U.S. discount carrier Spirit Airlines (SAVE) has filed for bankruptcy protection from its creditors after years of mounting losses.
The airline said it hopes to exit creditor protection in the first quarter of 2025 and plans to
continue operating normally during the busy year-end holiday season.
Spirit is the first major U.S. airline to file for Chapter 11 bankruptcy protection since American Airlines did so in 2011.
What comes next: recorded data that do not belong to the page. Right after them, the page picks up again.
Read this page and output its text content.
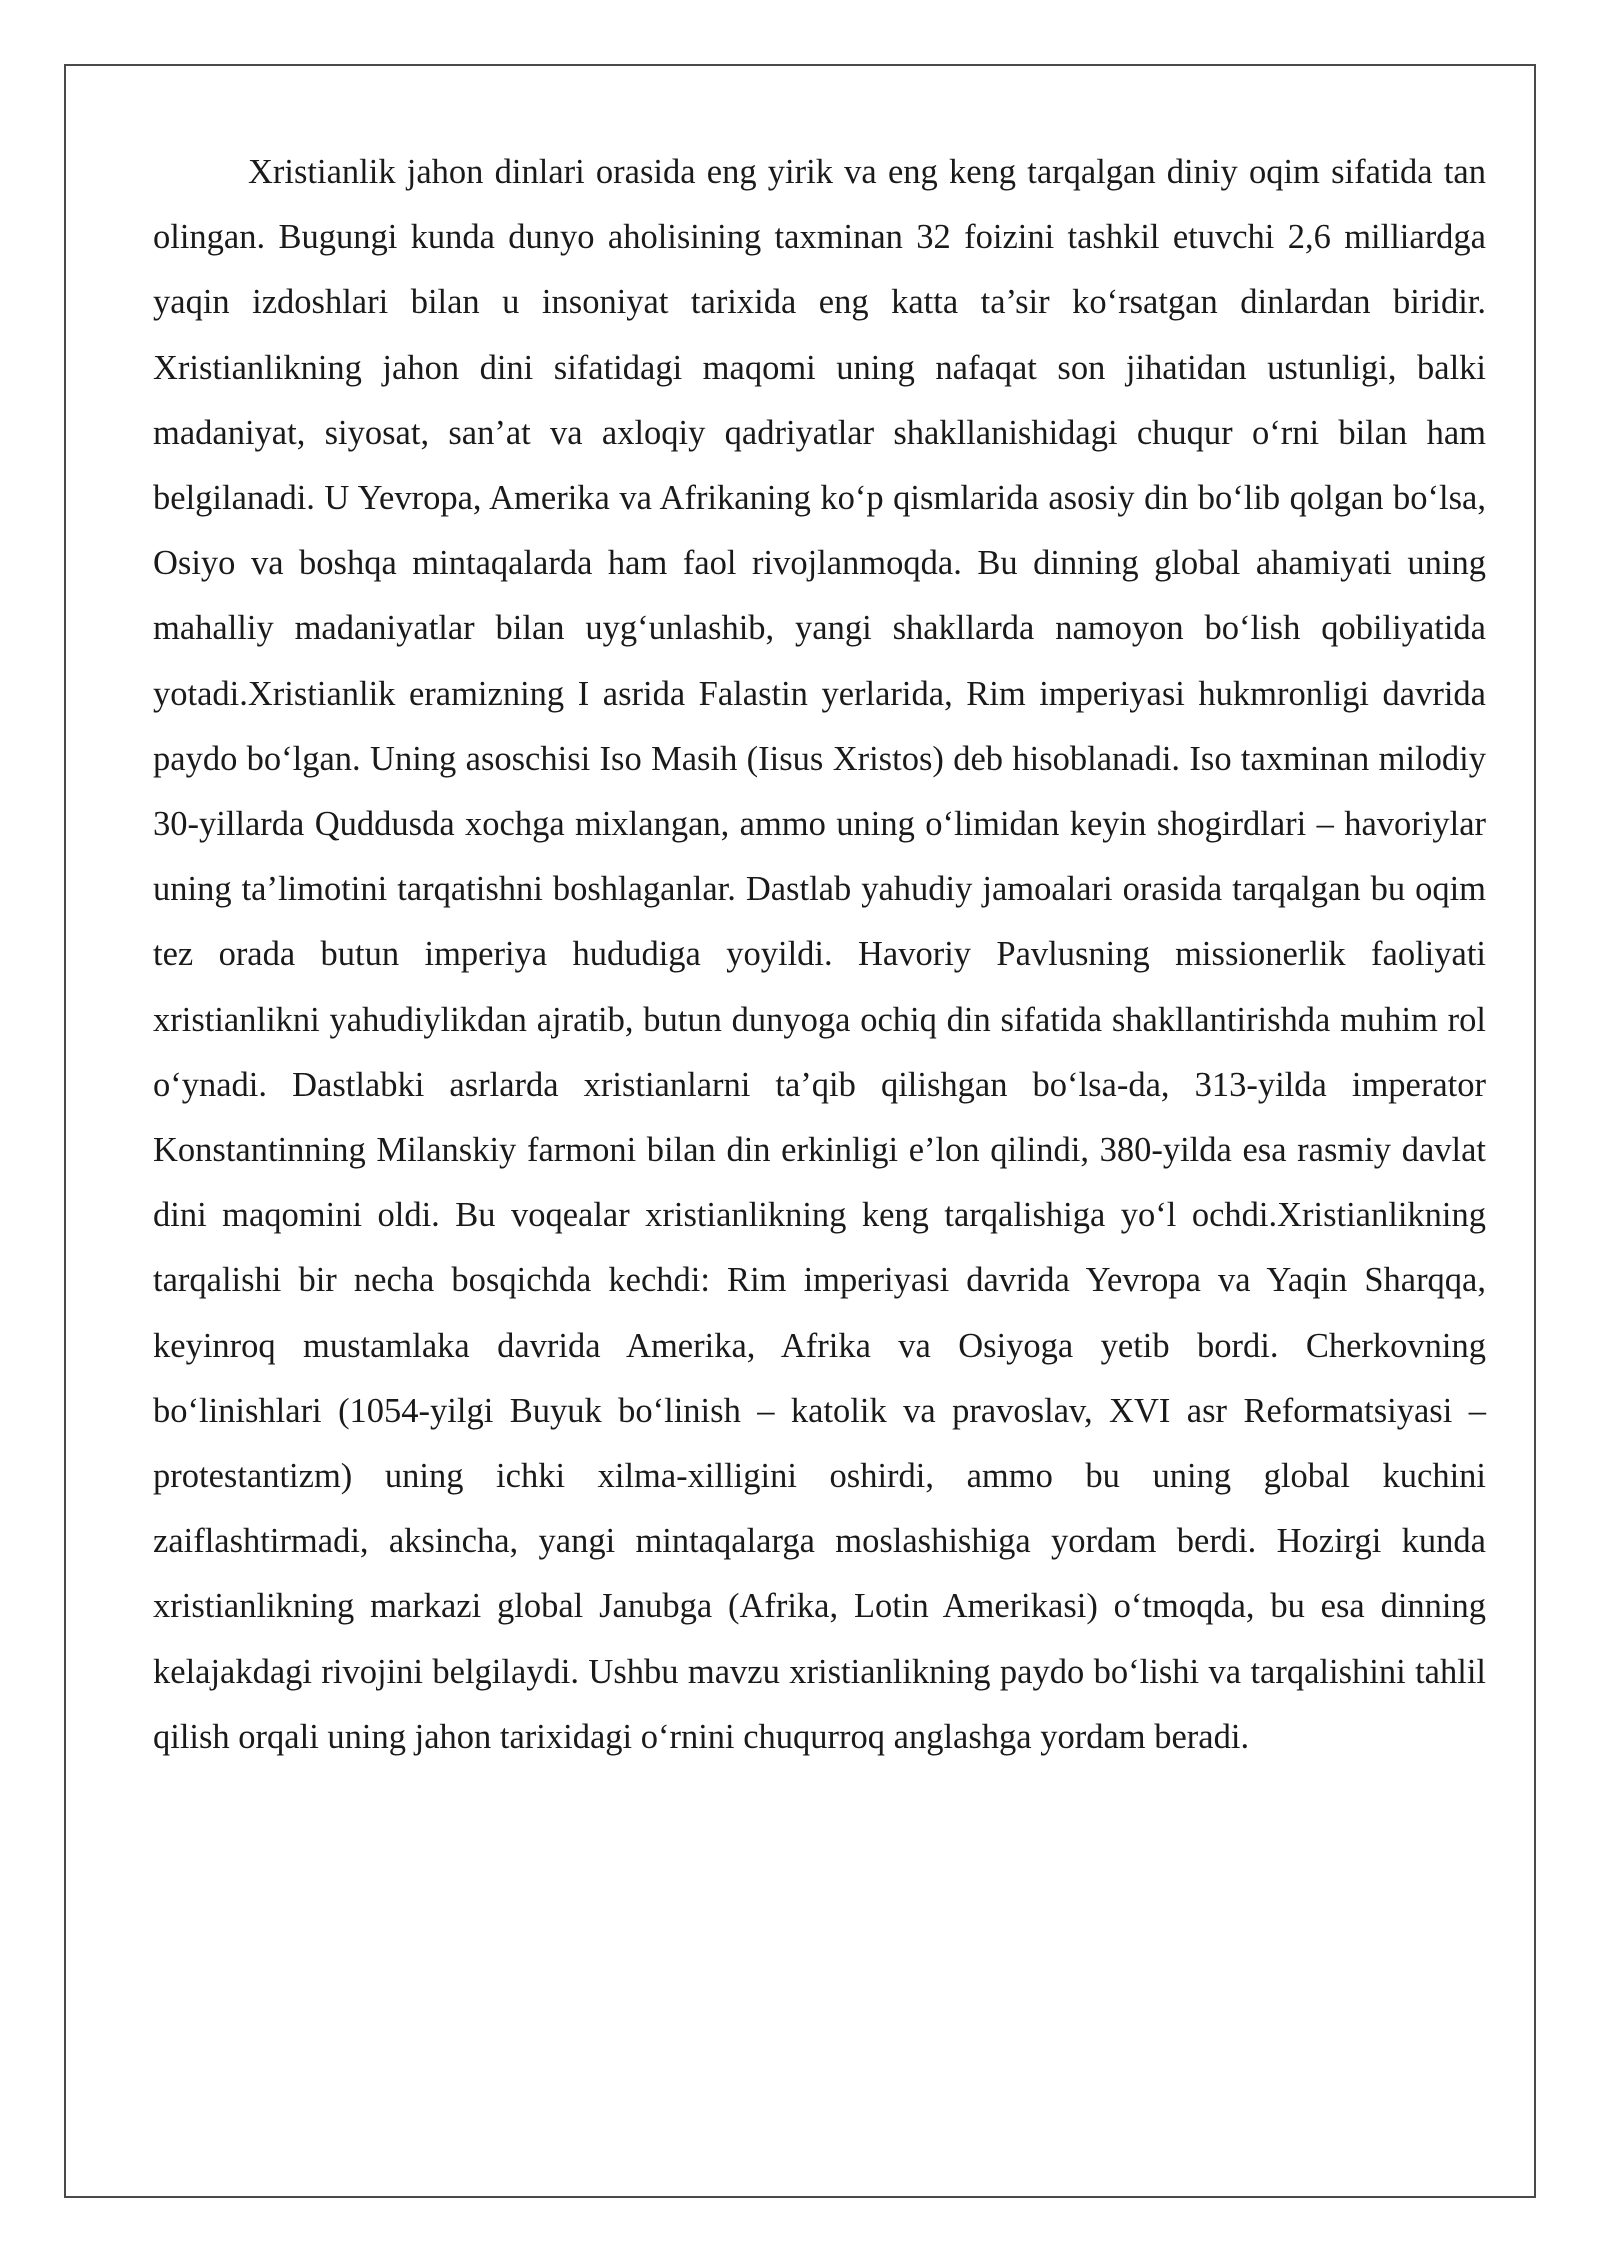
Xristianlik jahon dinlari orasida eng yirik va eng keng tarqalgan diniy oqim sifatida tan olingan. Bugungi kunda dunyo aholisining taxminan 32 foizini tashkil etuvchi 2,6 milliardga yaqin izdoshlari bilan u insoniyat tarixida eng katta ta’sir ko‘rsatgan dinlardan biridir. Xristianlikning jahon dini sifatidagi maqomi uning nafaqat son jihatidan ustunligi, balki madaniyat, siyosat, san’at va axloqiy qadriyatlar shakllanishidagi chuqur o‘rni bilan ham belgilanadi. U Yevropa, Amerika va Afrikaning ko‘p qismlarida asosiy din bo‘lib qolgan bo‘lsa, Osiyo va boshqa mintaqalarda ham faol rivojlanmoqda. Bu dinning global ahamiyati uning mahalliy madaniyatlar bilan uyg‘unlashib, yangi shakllarda namoyon bo‘lish qobiliyatida yotadi.Xristianlik eramizning I asrida Falastin yerlarida, Rim imperiyasi hukmronligi davrida paydo bo‘lgan. Uning asoschisi Iso Masih (Iisus Xristos) deb hisoblanadi. Iso taxminan milodiy 30-yillarda Quddusda xochga mixlangan, ammo uning o‘limidan keyin shogirdlari – havoriylar uning ta’limotini tarqatishni boshlaganlar. Dastlab yahudiy jamoalari orasida tarqalgan bu oqim tez orada butun imperiya hududiga yoyildi. Havoriy Pavlusning missionerlik faoliyati xristianlikni yahudiylikdan ajratib, butun dunyoga ochiq din sifatida shakllantirishda muhim rol o‘ynadi. Dastlabki asrlarda xristianlarni ta’qib qilishgan bo‘lsa-da, 313-yilda imperator Konstantinning Milanskiy farmoni bilan din erkinligi e’lon qilindi, 380-yilda esa rasmiy davlat dini maqomini oldi. Bu voqealar xristianlikning keng tarqalishiga yo‘l ochdi.Xristianlikning tarqalishi bir necha bosqichda kechdi: Rim imperiyasi davrida Yevropa va Yaqin Sharqqa, keyinroq mustamlaka davrida Amerika, Afrika va Osiyoga yetib bordi. Cherkovning bo‘linishlari (1054-yilgi Buyuk bo‘linish – katolik va pravoslav, XVI asr Reformatsiyasi – protestantizm) uning ichki xilma-xilligini oshirdi, ammo bu uning global kuchini zaiflashtirmadi, aksincha, yangi mintaqalarga moslashishiga yordam berdi. Hozirgi kunda xristianlikning markazi global Janubga (Afrika, Lotin Amerikasi) o‘tmoqda, bu esa dinning kelajakdagi rivojini belgilaydi. Ushbu mavzu xristianlikning paydo bo‘lishi va tarqalishini tahlil qilish orqali uning jahon tarixidagi o‘rnini chuqurroq anglashga yordam beradi.
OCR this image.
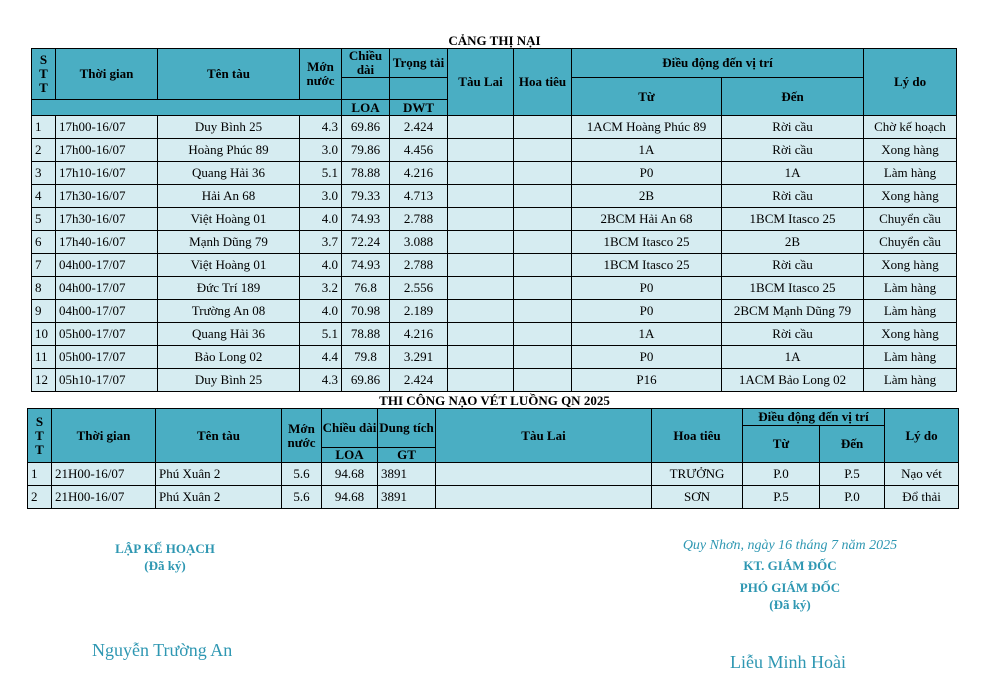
CẢNG THỊ NẠI
STT	Thời gian	Tên tàu	Mớn nước	Chiều dài	Trọng tải	Tàu Lai	Hoa tiêu	Điều động đến vị trí		Lý do
								Từ	Đến	
				LOA	DWT					
1	17h00-16/07	Duy Bình 25	4.3	69.86	2.424			1ACM Hoàng Phúc 89	Rời cầu	Chờ kế hoạch
2	17h00-16/07	Hoàng Phúc 89	3.0	79.86	4.456			1A	Rời cầu	Xong hàng
3	17h10-16/07	Quang Hải 36	5.1	78.88	4.216			P0	1A	Làm hàng
4	17h30-16/07	Hải An 68	3.0	79.33	4.713			2B	Rời cầu	Xong hàng
5	17h30-16/07	Việt Hoàng 01	4.0	74.93	2.788			2BCM Hải An 68	1BCM Itasco 25	Chuyển cầu
6	17h40-16/07	Mạnh Dũng 79	3.7	72.24	3.088			1BCM Itasco 25	2B	Chuyển cầu
7	04h00-17/07	Việt Hoàng 01	4.0	74.93	2.788			1BCM Itasco 25	Rời cầu	Xong hàng
8	04h00-17/07	Đức Trí 189	3.2	76.8	2.556			P0	1BCM Itasco 25	Làm hàng
9	04h00-17/07	Trường An 08	4.0	70.98	2.189			P0	2BCM Mạnh Dũng 79	Làm hàng
10	05h00-17/07	Quang Hải 36	5.1	78.88	4.216			1A	Rời cầu	Xong hàng
11	05h00-17/07	Bảo Long 02	4.4	79.8	3.291			P0	1A	Làm hàng
12	05h10-17/07	Duy Bình 25	4.3	69.86	2.424			P16	1ACM Bảo Long 02	Làm hàng
THI CÔNG NẠO VÉT LUỒNG QN 2025
STT	Thời gian	Tên tàu	Mớn nước	Chiều dài	Dung tích	Tàu Lai	Hoa tiêu	Điều động đến vị trí		Lý do
								Từ	Đến	
				LOA	GT					
1	21H00-16/07	Phú Xuân 2	5.6	94.68	3891		TRƯỞNG	P.0	P.5	Nạo vét
2	21H00-16/07	Phú Xuân 2	5.6	94.68	3891		SƠN	P.5	P.0	Đổ thải
LẬP KẾ HOẠCH
(Đã ký)
Nguyễn Trường An
Quy Nhơn, ngày 16 tháng 7 năm 2025
KT. GIÁM ĐỐC
PHÓ GIÁM ĐỐC
(Đã ký)
Liễu Minh Hoài
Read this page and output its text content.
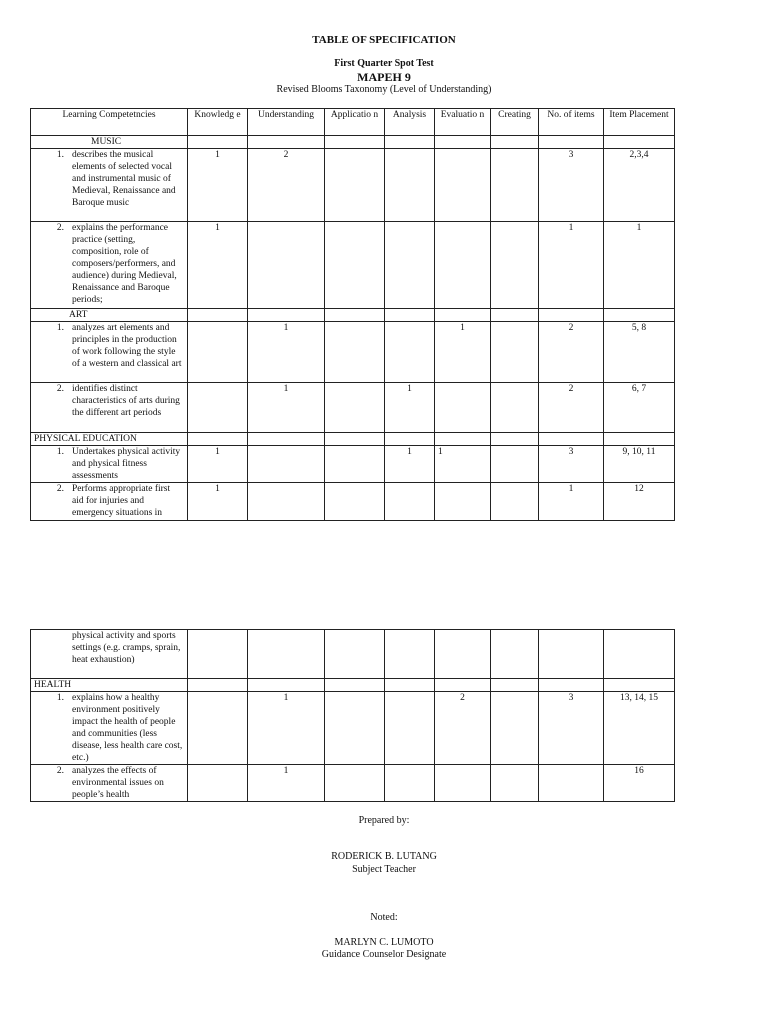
TABLE OF SPECIFICATION
First Quarter Spot Test
MAPEH 9
Revised Blooms Taxonomy (Level of Understanding)
Learning Competetncies	Knowledg e	Understanding	Applicatio n	Analysis	Evaluatio n	Creating	No. of items	Item Placement
MUSIC								

1. describes the musical elements of selected vocal and instrumental music of Medieval, Renaissance and Baroque music	1	2					3	2,3,4

2. explains the performance practice (setting, composition, role of composers/performers, and audience) during Medieval, Renaissance and Baroque periods;	1						1	1
ART								

1. analyzes art elements and principles in the production of work following the style of a western and classical art		1			1		2	5, 8

2. identifies distinct characteristics of arts during the different art periods		1		1			2	6, 7
PHYSICAL EDUCATION								

1. Undertakes physical activity and physical fitness assessments	1			1	1		3	9, 10, 11

2. Performs appropriate first aid for injuries and emergency situations in	1						1	12
physical activity and sports settings (e.g. cramps, sprain, heat exhaustion)								

HEALTH								

1. explains how a healthy environment positively impact the health of people and communities (less disease, less health care cost, etc.)		1			2		3	13, 14, 15

2. analyzes the effects of environmental issues on people’s health		1						16
Prepared by:
RODERICK B. LUTANG
Subject Teacher
Noted:
MARLYN C. LUMOTO
Guidance Counselor Designate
Florida-based Spirit Airlines has struggled with an engine recall that grounded its aircraft, a surge in costs after the pandemic, and a failed acquisition by rival JetBlue Airways (JBLU).
A federal U.S. judge earlier this year blocked Spirit’s purchase by JetBlue on antitrust grounds and competition concerns.
Spirit has struggled with more than $1 billion U.S. of debt, much of which was taken on during the Covid-19 pandemic when its aircraft were grounded.
The airline hasn’t had a profit since 2019, the year before Covid-19 struck, and lost more than $335 million U.S. in the first half of this year.
The carrier said it has reached a deal with bondholders for $350 million U.S. in equity, which will enable it to continue operating while it restructures its debt.
Spirit filed for bankruptcy protection in the Southern District Court of New York.
The company’s stock will be delisted from the New York Stock Exchange because of the bankruptcy filing.
The stock of Spirit Airlines has declined 93% this year and currently trades for $1.08 U.S. per share.